I know what counts is what we do, not what the others don’t, but I see Villa are home to Brentford on Saturday. If the bees could snaffle a point that would help, wouldn’t it? Although, come to think of it we,d probably blow it against Forest. C,est la vie.

Big Ange, when quizzed about the absence of a setpiece coach amongst his backroom staff, replied with something along the lines of us using our open play philosophy to handle corners and freekicks, which I believe is a very baffling thing to say. There is simply no sense in approaching dead balls and live balls in the same manner. They’re a world apart! And the evidence is the 10 setpiece goals we’ve conceded so far, and the severely few amount of times we’ve stuck one in the net.
Hopes upon hopes he changes his mind.

Would like to understand a bit better what exactly he means by using our open play philosophy to handle set-pieces, what that looks like in literal terms. A rummy old response either way.

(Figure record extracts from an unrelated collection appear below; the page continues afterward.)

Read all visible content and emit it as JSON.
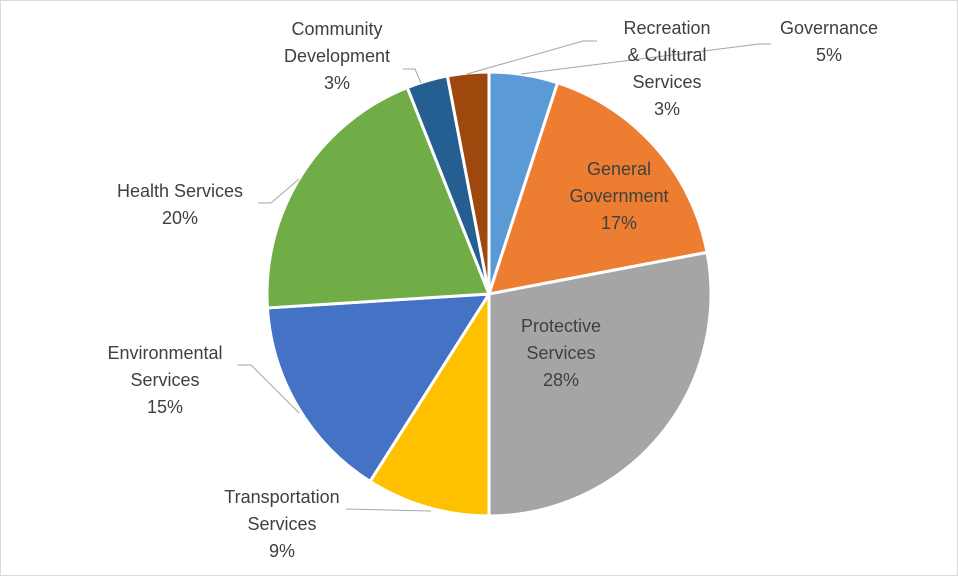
{
  "chart_data": {
    "type": "pie",
    "title": "",
    "start": "12 o'clock",
    "direction": "clockwise",
    "slices": [
      {
        "label_lines": [
          "Governance"
        ],
        "pct_text": "5%",
        "value": 5,
        "color": "#5b9bd5",
        "label_color": "#404040"
      },
      {
        "label_lines": [
          "General",
          "Government"
        ],
        "pct_text": "17%",
        "value": 17,
        "color": "#ed7d31",
        "label_color": "#404040"
      },
      {
        "label_lines": [
          "Protective",
          "Services"
        ],
        "pct_text": "28%",
        "value": 28,
        "color": "#a5a5a5",
        "label_color": "#404040"
      },
      {
        "label_lines": [
          "Transportation",
          "Services"
        ],
        "pct_text": "9%",
        "value": 9,
        "color": "#ffc000",
        "label_color": "#404040"
      },
      {
        "label_lines": [
          "Environmental",
          "Services"
        ],
        "pct_text": "15%",
        "value": 15,
        "color": "#4472c4",
        "label_color": "#404040"
      },
      {
        "label_lines": [
          "Health Services"
        ],
        "pct_text": "20%",
        "value": 20,
        "color": "#70ad47",
        "label_color": "#404040"
      },
      {
        "label_lines": [
          "Community",
          "Development"
        ],
        "pct_text": "3%",
        "value": 3,
        "color": "#255e91",
        "label_color": "#404040"
      },
      {
        "label_lines": [
          "Recreation",
          "& Cultural",
          "Services"
        ],
        "pct_text": "3%",
        "value": 3,
        "color": "#9e480e",
        "label_color": "#404040"
      }
    ]
  }
}
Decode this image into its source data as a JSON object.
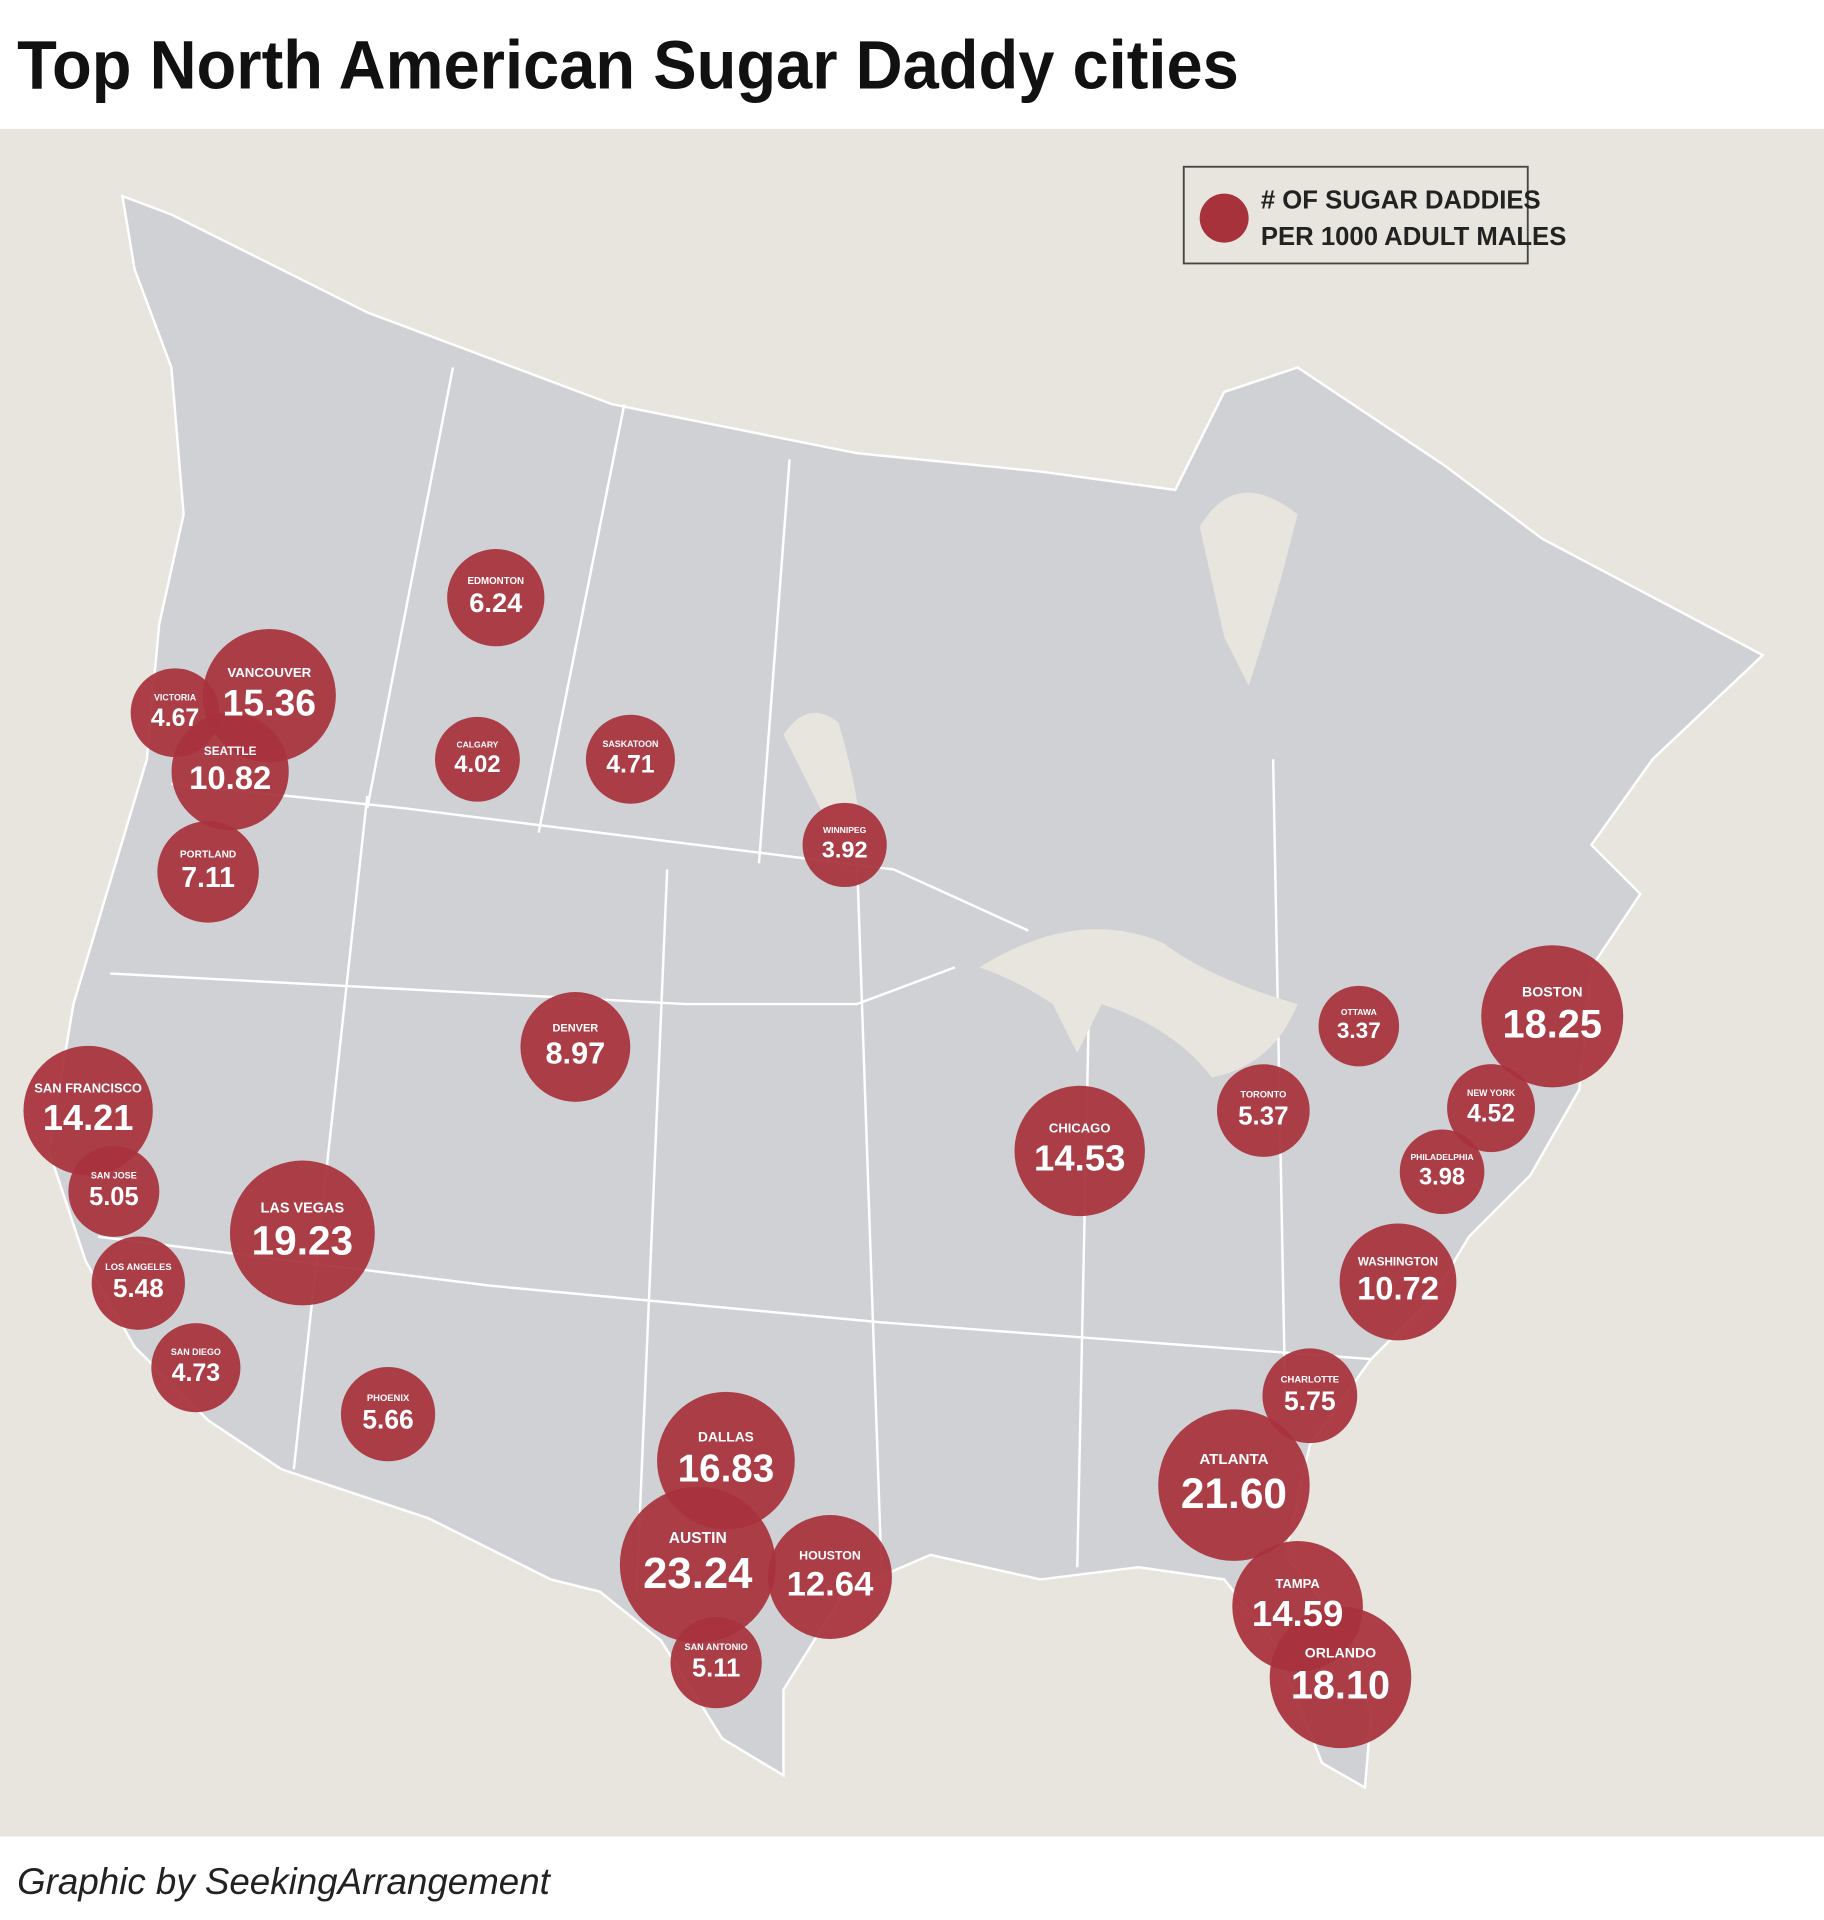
{
  "chart_data": {
    "type": "bubble-map",
    "title": "Top North American Sugar Daddy cities",
    "legend_lines": [
      "# OF SUGAR DADDIES",
      "PER 1000 ADULT MALES"
    ],
    "source": "Graphic by SeekingArrangement",
    "color": "#a8323c",
    "categories": [
      "EDMONTON",
      "VANCOUVER",
      "VICTORIA",
      "SEATTLE",
      "CALGARY",
      "SASKATOON",
      "WINNIPEG",
      "PORTLAND",
      "DENVER",
      "SAN FRANCISCO",
      "SAN JOSE",
      "LAS VEGAS",
      "LOS ANGELES",
      "SAN DIEGO",
      "PHOENIX",
      "DALLAS",
      "AUSTIN",
      "HOUSTON",
      "SAN ANTONIO",
      "CHICAGO",
      "TORONTO",
      "OTTAWA",
      "BOSTON",
      "NEW YORK",
      "PHILADELPHIA",
      "WASHINGTON",
      "CHARLOTTE",
      "ATLANTA",
      "TAMPA",
      "ORLANDO"
    ],
    "values": [
      6.24,
      15.36,
      4.67,
      10.82,
      4.02,
      4.71,
      3.92,
      7.11,
      8.97,
      14.21,
      5.05,
      19.23,
      5.48,
      4.73,
      5.66,
      16.83,
      23.24,
      12.64,
      5.11,
      14.53,
      5.37,
      3.37,
      18.25,
      4.52,
      3.98,
      10.72,
      5.75,
      21.6,
      14.59,
      18.1
    ],
    "value_labels": [
      "6.24",
      "15.36",
      "4.67",
      "10.82",
      "4.02",
      "4.71",
      "3.92",
      "7.11",
      "8.97",
      "14.21",
      "5.05",
      "19.23",
      "5.48",
      "4.73",
      "5.66",
      "16.83",
      "23.24",
      "12.64",
      "5.11",
      "14.53",
      "5.37",
      "3.37",
      "18.25",
      "4.52",
      "3.98",
      "10.72",
      "5.75",
      "21.60",
      "14.59",
      "18.10"
    ]
  }
}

Werner is a real problem for me. Last week they showed a stat at halftime; Werner had run 4.9km and old man Andros Townsend had run 5.9km. Surely something is not right there. Against WHU there was a wide camera angle shot when Johnson had the ball on the right wing with a few mates close by, with Werner shown absolutely static on the left hand edge of the box – disinterestedly observing the play rather than thinking about how he can be part of it (my intuition running wild). In any case I don’t like him, I had originally hoped he would return to the EPL triumphant like other Chelsea rejects Salah & KVB but we got the dud. If he is available for 15m at the end of the season he looks a bargain but my fear is that he halts the progress of Yago Santiago, the U-21 number 11 – check the clip on the website a a cheeky nutmeg in the FA Youth Cup 2/4 final against Villa. That’s the sort of player we want to see more of.

I’m not a Timo fan either, even it’s £15m I do hope we don’t waste it on the dud – he’s that price for a reason.